Mary Magdalene
We interrupt the continuous reading of the Gospel of St. Matthew to recall that first Easter Sunday when Mary found the empty tomb. In the room where I teach a Bible Study class every Friday at St. Peter's in the Loop of Chicago, there is an icon of Mary Magdalene. She is pictured holding an egg, the symbol of the new life we tcelebrate in the Resurrection. She is regarded as the first to hear the news and is called "the equal of the apostles" in the Eastern rite churches. Today we celebrate her privilege and hold her in our collective memory.
One of my Scripture professors likened Mary to the community itself in speaking of her experience on Easter. She is both a figure of mourning as well as a figure of hope. She represents the confusion that must have been present in the community, a confusion that keeps her (and them) from recognizing Jesus when he stands before them. She is both Jewish and Christian. She addresses Jesus as "Rabbouni," expressing in that name the fact that she has still not come to recognize Jesus as God made flesh. We know that the early Christian community struggled for at least the first century as it reflected on who this Jesus was. That struggle and the reflection it involved comes to a climax in the Gospel of St. John. It is he who uses Mary as the representative to mirror the confusion that reigned as well as the faith which developed as a result.
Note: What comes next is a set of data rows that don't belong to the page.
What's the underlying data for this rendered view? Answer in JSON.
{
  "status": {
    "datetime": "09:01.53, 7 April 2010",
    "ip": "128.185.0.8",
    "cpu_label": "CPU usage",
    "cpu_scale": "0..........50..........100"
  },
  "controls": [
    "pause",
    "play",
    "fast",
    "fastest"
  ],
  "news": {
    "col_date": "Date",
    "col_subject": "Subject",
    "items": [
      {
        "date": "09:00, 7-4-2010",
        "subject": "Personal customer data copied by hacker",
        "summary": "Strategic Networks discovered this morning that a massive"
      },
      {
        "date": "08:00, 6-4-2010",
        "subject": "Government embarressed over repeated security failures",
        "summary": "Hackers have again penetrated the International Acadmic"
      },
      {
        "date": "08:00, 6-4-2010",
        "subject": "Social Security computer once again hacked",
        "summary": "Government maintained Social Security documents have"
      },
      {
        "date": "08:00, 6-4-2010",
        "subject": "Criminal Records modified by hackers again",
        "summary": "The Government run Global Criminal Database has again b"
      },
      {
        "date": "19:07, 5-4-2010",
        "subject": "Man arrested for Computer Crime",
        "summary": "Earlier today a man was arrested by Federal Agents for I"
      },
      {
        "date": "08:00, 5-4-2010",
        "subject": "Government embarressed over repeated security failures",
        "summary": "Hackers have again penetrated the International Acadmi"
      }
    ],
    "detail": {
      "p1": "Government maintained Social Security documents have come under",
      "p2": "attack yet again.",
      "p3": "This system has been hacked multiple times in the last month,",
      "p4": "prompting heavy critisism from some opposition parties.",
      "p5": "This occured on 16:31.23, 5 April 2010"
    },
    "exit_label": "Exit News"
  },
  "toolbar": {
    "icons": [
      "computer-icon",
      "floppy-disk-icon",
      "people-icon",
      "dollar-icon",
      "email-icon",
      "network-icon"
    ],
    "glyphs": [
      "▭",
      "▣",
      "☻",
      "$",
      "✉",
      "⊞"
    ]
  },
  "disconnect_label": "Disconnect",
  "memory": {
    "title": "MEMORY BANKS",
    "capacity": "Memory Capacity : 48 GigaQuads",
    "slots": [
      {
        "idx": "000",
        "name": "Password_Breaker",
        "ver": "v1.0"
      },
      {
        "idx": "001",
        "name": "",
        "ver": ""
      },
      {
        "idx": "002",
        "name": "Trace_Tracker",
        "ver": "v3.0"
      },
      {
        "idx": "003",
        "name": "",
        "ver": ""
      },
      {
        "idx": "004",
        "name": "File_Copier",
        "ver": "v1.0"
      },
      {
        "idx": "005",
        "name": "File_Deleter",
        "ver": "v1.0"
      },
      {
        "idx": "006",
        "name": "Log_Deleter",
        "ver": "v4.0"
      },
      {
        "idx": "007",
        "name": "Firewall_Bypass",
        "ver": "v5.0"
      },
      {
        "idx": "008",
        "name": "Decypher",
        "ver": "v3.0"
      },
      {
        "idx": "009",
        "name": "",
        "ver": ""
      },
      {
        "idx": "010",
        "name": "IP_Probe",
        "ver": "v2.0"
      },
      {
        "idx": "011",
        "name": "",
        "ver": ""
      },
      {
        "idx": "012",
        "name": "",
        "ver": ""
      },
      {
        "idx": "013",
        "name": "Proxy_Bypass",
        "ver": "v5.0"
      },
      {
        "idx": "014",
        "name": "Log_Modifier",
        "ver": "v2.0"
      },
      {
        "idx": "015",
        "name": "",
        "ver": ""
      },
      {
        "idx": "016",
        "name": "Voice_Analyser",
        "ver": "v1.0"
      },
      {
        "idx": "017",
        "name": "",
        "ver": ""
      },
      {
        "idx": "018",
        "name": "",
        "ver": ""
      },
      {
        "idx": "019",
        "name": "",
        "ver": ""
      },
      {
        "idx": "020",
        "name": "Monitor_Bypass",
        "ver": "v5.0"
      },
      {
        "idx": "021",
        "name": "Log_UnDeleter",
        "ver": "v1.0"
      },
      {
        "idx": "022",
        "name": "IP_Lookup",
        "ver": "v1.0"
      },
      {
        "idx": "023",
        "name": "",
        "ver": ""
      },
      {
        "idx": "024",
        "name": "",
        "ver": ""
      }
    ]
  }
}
Much has been written about this figure. She is probably the most misunderstood and even maligned person in the history of the Church's hagiography. There are those who still regard her as the woman caught in adultery in St. John's Gospel or the woman who washed Jesus' feet with her tears and wiped them with her hair. The Gospel simply tells us that she is one of the many who benefitted from Jesus' healing ministry. She stands as a figure of faith who reminds us of what God has done in raising Jesus from the dead.